What Information Do Police Get When They Run Your Drivers License

Title: What Information Do Police Get When They Run Your Driver’s License?


When an individual’s driver’s license is requested by law enforcement, it allows the police to access a wide range of information about the license holder. The process of running a driver’s license involves accessing various databases to obtain personal and vehicular information, ensuring public safety and aiding in law enforcement efforts. In this article, we will explore the details of what information police receive when they run your driver’s license. Additionally, we will address common questions related to this practice.

Understanding the Information Retrieval Process:

Running a driver’s license involves accessing multiple databases, which are interconnected to provide comprehensive details about the license holder. The process typically involves querying the driver’s license number or scanning the barcode on the license card. The information retrieved can include:

1. Personal Information:
– Full name
– Date of birth
– Gender
– Address
– Height
– Eye color
– Photograph

2. License Details:
– License class and restrictions
– Issue and expiration dates
– License status (valid, suspended, revoked, or expired)

3. Driving History:
– Traffic violations
– DUI convictions
– License points and demerits
– Accident records

4. Vehicle Information:
– Registered vehicles
– Vehicle identification number (VIN)
– Vehicle make, model, and year
– License plate number

5. Warrants and Arrest Records:
– Outstanding warrants
– Arrest records, if any


1. Can the police run my license without a valid reason?
No, the police must have a valid reason, such as a traffic stop, accident, or suspicion of criminal activity, to run your driver’s license. The information should only be accessed for legitimate law enforcement purposes.
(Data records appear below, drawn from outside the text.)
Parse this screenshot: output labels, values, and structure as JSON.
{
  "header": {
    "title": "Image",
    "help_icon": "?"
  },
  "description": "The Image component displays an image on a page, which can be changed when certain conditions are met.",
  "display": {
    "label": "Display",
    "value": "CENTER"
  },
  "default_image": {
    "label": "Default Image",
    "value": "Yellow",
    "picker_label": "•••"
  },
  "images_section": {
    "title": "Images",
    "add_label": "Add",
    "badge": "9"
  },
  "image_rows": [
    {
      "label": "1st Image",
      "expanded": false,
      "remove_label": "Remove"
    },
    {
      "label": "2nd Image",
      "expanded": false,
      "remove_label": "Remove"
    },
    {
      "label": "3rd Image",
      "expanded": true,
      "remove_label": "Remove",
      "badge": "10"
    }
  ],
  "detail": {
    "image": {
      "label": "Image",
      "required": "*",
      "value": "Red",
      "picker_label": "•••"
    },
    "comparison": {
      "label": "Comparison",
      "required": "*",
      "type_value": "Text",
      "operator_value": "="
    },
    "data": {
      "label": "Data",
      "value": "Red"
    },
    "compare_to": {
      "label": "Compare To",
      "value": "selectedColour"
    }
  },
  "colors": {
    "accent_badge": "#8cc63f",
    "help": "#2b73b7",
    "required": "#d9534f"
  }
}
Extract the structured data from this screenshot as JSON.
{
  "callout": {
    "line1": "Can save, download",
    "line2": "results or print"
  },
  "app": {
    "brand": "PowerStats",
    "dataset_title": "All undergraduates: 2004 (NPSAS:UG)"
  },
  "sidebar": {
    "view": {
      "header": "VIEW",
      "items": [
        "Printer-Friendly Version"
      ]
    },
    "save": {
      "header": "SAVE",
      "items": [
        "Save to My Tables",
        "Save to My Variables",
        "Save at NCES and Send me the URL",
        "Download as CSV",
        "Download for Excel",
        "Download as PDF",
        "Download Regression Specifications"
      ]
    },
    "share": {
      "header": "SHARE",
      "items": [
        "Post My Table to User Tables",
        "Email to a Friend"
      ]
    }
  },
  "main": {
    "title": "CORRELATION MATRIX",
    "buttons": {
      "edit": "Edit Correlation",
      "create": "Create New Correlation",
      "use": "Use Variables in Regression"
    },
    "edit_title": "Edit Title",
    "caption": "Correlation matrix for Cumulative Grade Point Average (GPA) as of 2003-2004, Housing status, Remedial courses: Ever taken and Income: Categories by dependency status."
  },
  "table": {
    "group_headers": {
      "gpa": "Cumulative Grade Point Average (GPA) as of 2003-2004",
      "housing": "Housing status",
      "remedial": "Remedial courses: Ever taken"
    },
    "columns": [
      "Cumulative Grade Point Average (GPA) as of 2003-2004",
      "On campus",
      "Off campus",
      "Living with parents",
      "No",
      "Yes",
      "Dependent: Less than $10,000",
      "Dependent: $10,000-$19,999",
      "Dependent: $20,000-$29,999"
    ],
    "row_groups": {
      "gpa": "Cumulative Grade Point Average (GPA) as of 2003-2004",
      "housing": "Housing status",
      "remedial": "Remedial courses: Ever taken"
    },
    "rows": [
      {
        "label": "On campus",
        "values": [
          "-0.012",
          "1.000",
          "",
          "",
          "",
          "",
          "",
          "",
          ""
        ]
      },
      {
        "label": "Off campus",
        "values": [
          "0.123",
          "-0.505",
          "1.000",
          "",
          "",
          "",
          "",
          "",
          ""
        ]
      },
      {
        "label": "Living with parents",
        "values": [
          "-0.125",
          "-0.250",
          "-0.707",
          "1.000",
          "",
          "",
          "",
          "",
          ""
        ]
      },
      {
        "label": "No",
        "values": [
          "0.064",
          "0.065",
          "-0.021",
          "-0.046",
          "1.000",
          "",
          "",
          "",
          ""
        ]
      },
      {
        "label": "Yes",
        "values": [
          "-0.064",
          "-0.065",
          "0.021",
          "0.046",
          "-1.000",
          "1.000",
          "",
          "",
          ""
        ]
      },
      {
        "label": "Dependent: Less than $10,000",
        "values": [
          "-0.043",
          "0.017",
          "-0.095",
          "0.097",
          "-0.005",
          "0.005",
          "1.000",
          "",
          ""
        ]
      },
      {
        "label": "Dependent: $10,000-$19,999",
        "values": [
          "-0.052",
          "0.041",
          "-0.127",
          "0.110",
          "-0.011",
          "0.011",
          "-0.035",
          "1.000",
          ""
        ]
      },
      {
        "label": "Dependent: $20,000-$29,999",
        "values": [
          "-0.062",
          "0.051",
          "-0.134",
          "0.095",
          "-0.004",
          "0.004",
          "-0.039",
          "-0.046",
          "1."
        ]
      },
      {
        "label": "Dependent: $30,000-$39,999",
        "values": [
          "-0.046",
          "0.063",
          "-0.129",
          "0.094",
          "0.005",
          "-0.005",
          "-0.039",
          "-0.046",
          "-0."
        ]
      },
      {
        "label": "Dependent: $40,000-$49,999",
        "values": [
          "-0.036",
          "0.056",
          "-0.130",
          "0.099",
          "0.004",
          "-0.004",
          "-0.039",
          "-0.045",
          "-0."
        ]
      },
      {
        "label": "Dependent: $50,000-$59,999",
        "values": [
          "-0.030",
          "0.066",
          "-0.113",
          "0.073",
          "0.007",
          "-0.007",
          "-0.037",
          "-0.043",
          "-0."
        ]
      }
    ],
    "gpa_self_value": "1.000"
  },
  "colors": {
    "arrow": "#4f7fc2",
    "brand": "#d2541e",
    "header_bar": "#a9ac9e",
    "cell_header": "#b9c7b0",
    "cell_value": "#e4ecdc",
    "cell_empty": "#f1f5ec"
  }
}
See also  What Size Paper Should You Use for a Legal Document?

2. How long is my driving record kept on file?
Driving records are maintained by the Department of Motor Vehicles (DMV) in each state. The duration for which records are kept may vary, but typically they are retained for several years, ranging from three to ten years.

3. Can police check my license during routine traffic stops?
Yes, police officers can run your driver’s license during routine traffic stops to verify your identity, check for any outstanding warrants, and assess your driving history for any potential violations.

4. Is my social security number linked to my driver’s license?
Typically, your social security number is not directly linked to your driver’s license. However, it may be used as an additional identifier in the databases, ensuring accuracy in retrieving information related to your license.

5. Can police access my criminal record through my driver’s license?
While a driver’s license search does not provide a comprehensive criminal record, it may reveal active warrants or previous arrests associated with your license. A more detailed criminal background check would require additional authorization and access to specific databases.

6. Can the police access my medical records through my driver’s license?
No, the police cannot directly access your medical records through your driver’s license. Medical information is confidential and protected by privacy laws. Accessing medical records requires a separate legal process.


When the police run your driver’s license, they gain access to crucial information essential for ensuring public safety and enforcing the law. This includes personal details, driving history, vehicle information, and warrant-related records. It is important to note that the retrieval of this information is subject to strict regulations and can only be done for authorized law enforcement purposes. Understanding what information the police receive when they run your driver’s license helps to demystify the process and enables individuals to be aware of their rights and responsibilities.